What Carl Popper says of this problem is especially interesting. In the animal world, especially lower down the evolutionary ladder, it would be only practical experiences (or ground reality) which determine their actions. In a jovial note Popper compares the problem-solving strategies of an amoeba and Albert Einstein. The amoeba will find a way to a problem, and all will keep following this path. If an obstacle comes up on the way (for instance insecticide), they will keep running into it and perish. However, if one of them discovers an alternate path, rest of the amoebas they all again keep following till path the next obstacle appears. Humans (Einstein) are different. They find a path to overcome a problem and they will keep questioning even that solution – whether there are other paths to the same problem, whether the path can be improved etc.

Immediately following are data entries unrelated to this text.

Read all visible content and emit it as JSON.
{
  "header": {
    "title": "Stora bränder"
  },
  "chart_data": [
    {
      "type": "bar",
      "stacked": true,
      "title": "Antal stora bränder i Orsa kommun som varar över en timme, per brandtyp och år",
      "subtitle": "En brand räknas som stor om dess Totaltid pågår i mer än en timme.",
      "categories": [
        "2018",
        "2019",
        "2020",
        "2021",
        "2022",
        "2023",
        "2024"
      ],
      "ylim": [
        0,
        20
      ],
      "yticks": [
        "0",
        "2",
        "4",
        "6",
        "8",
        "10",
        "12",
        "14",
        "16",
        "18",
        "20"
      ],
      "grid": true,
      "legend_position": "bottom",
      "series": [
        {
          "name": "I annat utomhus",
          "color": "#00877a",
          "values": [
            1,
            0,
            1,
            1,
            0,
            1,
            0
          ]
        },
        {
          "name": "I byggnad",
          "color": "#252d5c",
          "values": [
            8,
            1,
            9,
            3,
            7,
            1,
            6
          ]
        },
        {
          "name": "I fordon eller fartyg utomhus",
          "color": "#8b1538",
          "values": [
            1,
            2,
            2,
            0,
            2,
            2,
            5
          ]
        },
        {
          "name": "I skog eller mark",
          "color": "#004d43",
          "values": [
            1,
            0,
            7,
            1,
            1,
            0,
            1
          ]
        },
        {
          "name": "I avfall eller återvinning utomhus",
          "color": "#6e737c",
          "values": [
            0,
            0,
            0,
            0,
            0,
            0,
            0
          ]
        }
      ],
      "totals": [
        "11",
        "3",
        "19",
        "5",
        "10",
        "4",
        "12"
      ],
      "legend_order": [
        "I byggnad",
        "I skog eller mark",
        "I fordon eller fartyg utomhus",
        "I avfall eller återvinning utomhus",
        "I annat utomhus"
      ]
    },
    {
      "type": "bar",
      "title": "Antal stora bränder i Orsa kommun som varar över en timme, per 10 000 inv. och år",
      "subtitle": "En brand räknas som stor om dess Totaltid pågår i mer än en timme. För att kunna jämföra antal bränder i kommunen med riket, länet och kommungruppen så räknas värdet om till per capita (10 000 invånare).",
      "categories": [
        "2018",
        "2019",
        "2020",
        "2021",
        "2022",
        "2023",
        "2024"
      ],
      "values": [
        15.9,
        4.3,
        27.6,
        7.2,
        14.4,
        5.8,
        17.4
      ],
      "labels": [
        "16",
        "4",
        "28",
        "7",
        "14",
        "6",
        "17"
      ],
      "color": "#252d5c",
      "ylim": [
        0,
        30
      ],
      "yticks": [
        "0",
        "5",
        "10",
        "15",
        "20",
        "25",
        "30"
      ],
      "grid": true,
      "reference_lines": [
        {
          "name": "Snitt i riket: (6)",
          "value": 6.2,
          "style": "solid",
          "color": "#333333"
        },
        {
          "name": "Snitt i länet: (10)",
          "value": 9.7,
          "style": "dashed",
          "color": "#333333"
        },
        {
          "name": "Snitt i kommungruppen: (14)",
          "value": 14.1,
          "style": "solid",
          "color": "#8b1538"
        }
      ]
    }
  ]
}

Theory making never stops and unlike the amoeba, they do not have to make themselves part of an experiment (ground reality) to discover and prove the alternates, so that even if one experiment fails, they do not perish with it. Theory making ability is what has set humans aside from the rest of the animal world. This ability developed about 60,000 to 70,000 years ago according to scientists, when the Cognitive Revolution happened because of a mutation which rewired our neurons at a time when humans reduced to just about 100 reproduction capable couples and very near extinction because in the midst of the last Ice Age and the great extinction of life forms it caused. Yuval Noah Harari has an account of this in his multi million copies selling “Sapiens: A Brief History of Humankind”.
Also demonstrating this interrelatedness between theory and practice, it will be recalled Einstein mathematically deduced the Special Theory of Relativity in 1905 but was proven by other experimenters practically only in 1919 during a total solar eclipse when light rays from stars beyond the sun coming close to the sun were seen bending because of the sun’s gravity. For this theory which radically altered the Newtonian understanding of gravity, Einstein received the Nobel Prize for Physics in 1921. In other words, humans are capable of abstract thinking and can make theories not immediately connected to ground reality, but ultimately these theories will have to be confirmed by practical reality.